Marcus' mango mojito


  • 3 cups cubed mango (from about 4 medium-to-large fruits)
  • Dark rum
  • Mint leaves
  • Ice


  1. In a large measuring bowl, place three cups of cubed mango from about 3 or 4 fruits. Fill to 4-cup mark with dark rum (I used Cruzan Rum). Chill overnight or for several days.
  2. When ready to serve, pull out your favorite highball glass, muddle some mint leaves in the bottom, fill with ice, strain infused mango rum over all, and garnish with mint.

Sugar mill mango mint mojito sorbet

In Marcus' trademark "why do, when you can overdo" spirit (after all, his fried chicken recipe takes three days, my friends, three days to reproduce to his exacting standards), I created a Caribbean mango sorbet using the flavors of his prescribed drink. I kept it kid-friendly, using rum extract, but there's no reason that if you're feeding grown-ups, you couldn't use rum-infused mango chunks from the above drink, folding them into the sorbet while it is still soft.
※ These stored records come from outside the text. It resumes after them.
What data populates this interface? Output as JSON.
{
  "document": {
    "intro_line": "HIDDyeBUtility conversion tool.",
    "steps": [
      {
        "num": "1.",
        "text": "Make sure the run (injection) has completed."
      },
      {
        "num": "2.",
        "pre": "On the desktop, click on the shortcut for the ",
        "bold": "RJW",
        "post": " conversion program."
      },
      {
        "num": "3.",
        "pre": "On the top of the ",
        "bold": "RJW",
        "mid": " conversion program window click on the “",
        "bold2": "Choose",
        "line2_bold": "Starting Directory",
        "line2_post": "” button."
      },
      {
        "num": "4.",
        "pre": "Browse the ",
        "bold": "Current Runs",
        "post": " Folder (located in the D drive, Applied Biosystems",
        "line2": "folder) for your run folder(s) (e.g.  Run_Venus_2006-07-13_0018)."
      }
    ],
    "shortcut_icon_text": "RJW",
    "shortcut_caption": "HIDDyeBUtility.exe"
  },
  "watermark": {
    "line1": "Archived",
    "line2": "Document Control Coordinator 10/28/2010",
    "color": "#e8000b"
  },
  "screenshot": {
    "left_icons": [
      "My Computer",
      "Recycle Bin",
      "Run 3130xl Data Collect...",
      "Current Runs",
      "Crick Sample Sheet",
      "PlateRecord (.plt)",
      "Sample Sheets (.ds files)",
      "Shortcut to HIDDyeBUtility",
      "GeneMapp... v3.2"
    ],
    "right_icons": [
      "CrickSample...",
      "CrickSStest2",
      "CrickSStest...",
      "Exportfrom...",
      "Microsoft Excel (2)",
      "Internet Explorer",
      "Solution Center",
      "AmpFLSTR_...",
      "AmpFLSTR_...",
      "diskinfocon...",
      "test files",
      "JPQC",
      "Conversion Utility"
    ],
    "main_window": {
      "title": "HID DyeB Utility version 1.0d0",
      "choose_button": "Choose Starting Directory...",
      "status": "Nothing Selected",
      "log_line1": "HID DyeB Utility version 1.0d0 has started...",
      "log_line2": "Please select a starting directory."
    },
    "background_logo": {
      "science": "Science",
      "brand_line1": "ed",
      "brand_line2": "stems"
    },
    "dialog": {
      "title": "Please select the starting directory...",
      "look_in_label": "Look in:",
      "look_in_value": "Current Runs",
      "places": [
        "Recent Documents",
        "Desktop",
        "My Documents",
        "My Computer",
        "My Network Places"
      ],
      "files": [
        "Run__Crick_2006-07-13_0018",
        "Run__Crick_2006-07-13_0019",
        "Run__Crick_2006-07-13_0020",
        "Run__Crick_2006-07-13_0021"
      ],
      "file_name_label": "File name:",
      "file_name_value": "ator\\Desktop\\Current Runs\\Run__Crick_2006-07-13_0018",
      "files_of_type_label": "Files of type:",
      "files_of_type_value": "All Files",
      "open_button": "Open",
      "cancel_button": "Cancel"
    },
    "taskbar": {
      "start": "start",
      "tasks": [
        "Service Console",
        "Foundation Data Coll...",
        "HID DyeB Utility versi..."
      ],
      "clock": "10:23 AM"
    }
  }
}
We call the pit the "mango bone" in our house; it's a favorite treat of my youngest daughter. When you cut up the fruit, save the mango bones and simmer them in the syrup to intensify the mango flavor. You will need an ice cream mixer for this recipe.


  • 1 cup sugar
  • 1 cup water
  • 2 cups cubed mango (from 3 to 4 fruits), puréed, saving the mango bones
  • 2 teaspoons lime juice from 1/2 lime
  • 3 or 4 mint leaves, chopped
  • 1 teaspoon rum extract (for alcohol-free version) or rum


  1. In a saucepan over moderate heat, place sugar, water and mango bones. Let come to a boil and cook, stirring occasionally until sugar is dissolved.
  2. Remove from heat, add lime juice, mint leaves, puréed mango and rum extract and let cool. After at least 15 minutes, strain through a sieve and pour into container of ice cream machine. Follow manufacturer's instructions from here. Store leftovers, those precious leftovers, in the freezer. Trust me, they won't last long.